For debt-weary consumers, the Federal Reserve's decision to shave interest rates on Tuesday is welcome news for their stock holdings but won't do much for their mortgage payments or savings accounts.
Responding to fears that a credit crunch — exacerbated by a sagging job market, a housing-market pullback and the related crisis among subprime mortgage holders — is squelching economic growth, the Federal Reserve took 0.50 percentage point off the target Fed funds rate, marking the first cut in that benchmark since 2003, and 0.50 percentage point off the discount rate.
For those on the brink of foreclosure, that's not the life preserver they need to keep them from falling in. And for those who also are subprime mortgage borrowers — there's an estimated 1.5 million to 2 million out there — the Fed move is of little consequence.
"It will help those who need it the least," said Richard Hastings, an analyst at Bernard Sands LLC. "But for those who need the most help, this does nothing for them. The Fed cannot help them at all."

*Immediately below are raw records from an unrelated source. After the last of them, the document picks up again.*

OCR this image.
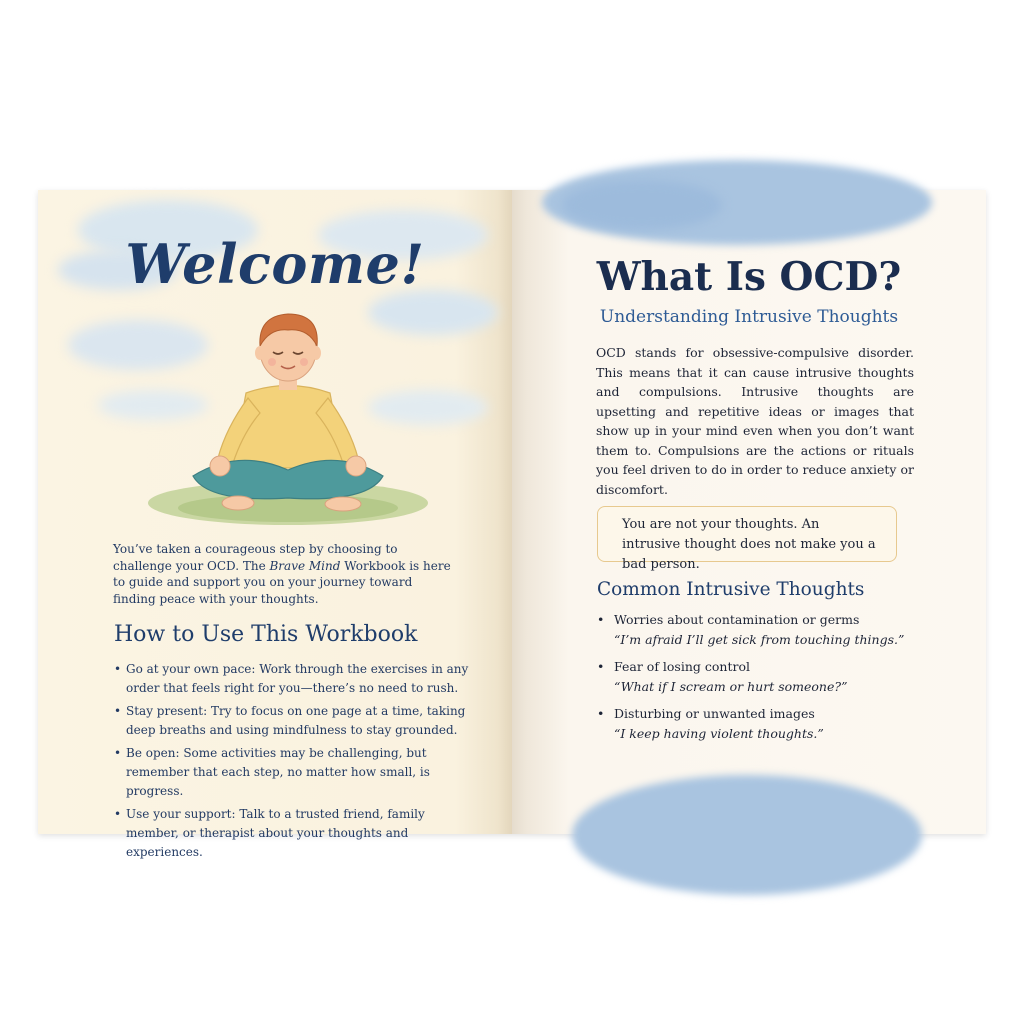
Welcome!
You’ve taken a courageous step by choosing to challenge your OCD. The Brave Mind Workbook is here to guide and support you on your journey toward finding peace with your thoughts.
How to Use This Workbook
• Go at your own pace: Work through the exercises in any order that feels right for you—there’s no need to rush.
• Stay present: Try to focus on one page at a time, taking deep breaths and using mindfulness to stay grounded.
• Be open: Some activities may be challenging, but remember that each step, no matter how small, is progress.
• Use your support: Talk to a trusted friend, family member, or therapist about your thoughts and experiences.
What Is OCD?
Understanding Intrusive Thoughts
OCD stands for obsessive-compulsive disorder. This means that it can cause intrusive thoughts and compulsions. Intrusive thoughts are upsetting and repetitive ideas or images that show up in your mind even when you don’t want them to. Compulsions are the actions or rituals you feel driven to do in order to reduce anxiety or discomfort.
You are not your thoughts. An intrusive thought does not make you a bad person.
Common Intrusive Thoughts
• Worries about contamination or germs
“I’m afraid I’ll get sick from touching things.”
• Fear of losing control
“What if I scream or hurt someone?”
• Disturbing or unwanted images
“I keep having violent thoughts.”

Many borrowers who now face painful adjustments in their mortgage rates are stuck because lenders have quit making loans in those riskier markets altogether, making it much harder to refinance out of a burdensome loan regardless of interest rates. The homeowners must either come up with the money for the higher monthly payments, work with their lender to modify their loan terms or sink into default and foreclosure.
The Fed move will, however, lend a hand to those with home-equity lines of credit, whose rates are tied directly to the prime rate, the rate banks charge their most creditworthy customers. Banks generally mirror any Fed rate moves in their prime rate.
"This is going to be the beginning of some relief although it's not going to make a big difference right away," said Ellen Bitton, chief executive of Park Avenue Mortgage in New York.
A half-point cut "will not save the day," said Moody's Economy.com analyst Ryan Sweet. "Further action is going to be needed." He says consumers should watch for next month's Fed meeting on interest rates, set for Oct. 31, as well as the December meeting.
Lower rates could even hurt those whose incomes are tied to short-term interest rates on money markets and savings.
"That's the downside for those households that have financial assets tied to the interest rates and are generating cash off of that," said Carl Steidtmann, chief economist with Deloitte Services.
Some downs, some ups
Here's what consumers can expect:
If a consumer is paying 8.25% interest on a $100,000 loan that is based on the prime rate — such as a home-equity line — a rate reset to 7.75% is likely. That's the difference of about $500 a year, or roughly $41.66 a month in interest charges.
Resets on some adjustable-rate mortgages will be slightly better. Many ARM interest rates are based on an average of Treasury note yields coupled with a fixed margin, now at about 2.75 percentage points. At Tuesday's 10-year yield of 4.49%, the rate is 7.24%. In July, it was at 7.77%. That makes the monthly payment on a $200,000 mortgage $1,363, about $73 less than it was in July.
But Treasurys could head even lower following the Fed action. Rates on credit cards, which have taken on a bigger role in consumer financing in recent months, are likely to dip a bit too, lowering minimum monthly payments. Savings-deposit rates will go down, meaning that your bank balances won't appreciate at the same rates you've seen all year. Ditto on money market rates, hurting those on fixed incomes — generally the elderly — who rely on cash generated from such safe investments.
Interest rates on new loans for cars will fall, though it won't have any effect on loans already in place. But Brian Bethune, the U.S. economist with Global Insight, urges consumers to wait until contract negotiations between autoworkers and their bosses are done this month. "They could pull out all the stops," he said about automakers' desire to unload inventory. And if the Fed lowers rates again next month, all the better.
Not surprisingly, there's a caveat to all this: The Fed's cut in interest rates comes at a time when prices on energy and commodities are rising. The cut also could stimulate inflation, sending prices on everything higher.
Consider, for example, that each dollar increase in the per-barrel price of crude oil — now over $81 a barrel — is equivalent to about 2.5 cents a gallon at the gas pumps.
Even with Tuesday's trimming, there's little question that the Fed has plenty of work ahead of it, said analysts.
"The main thing for consumers is that the Fed wants to make sure there's no disruption in the flow of credit in the system," said Moody's Economy.com's Sweet. That could lead to a recession, which is a retraction in spending.
"If you're already on the bubble, the Fed's action is not going to stop that," he said.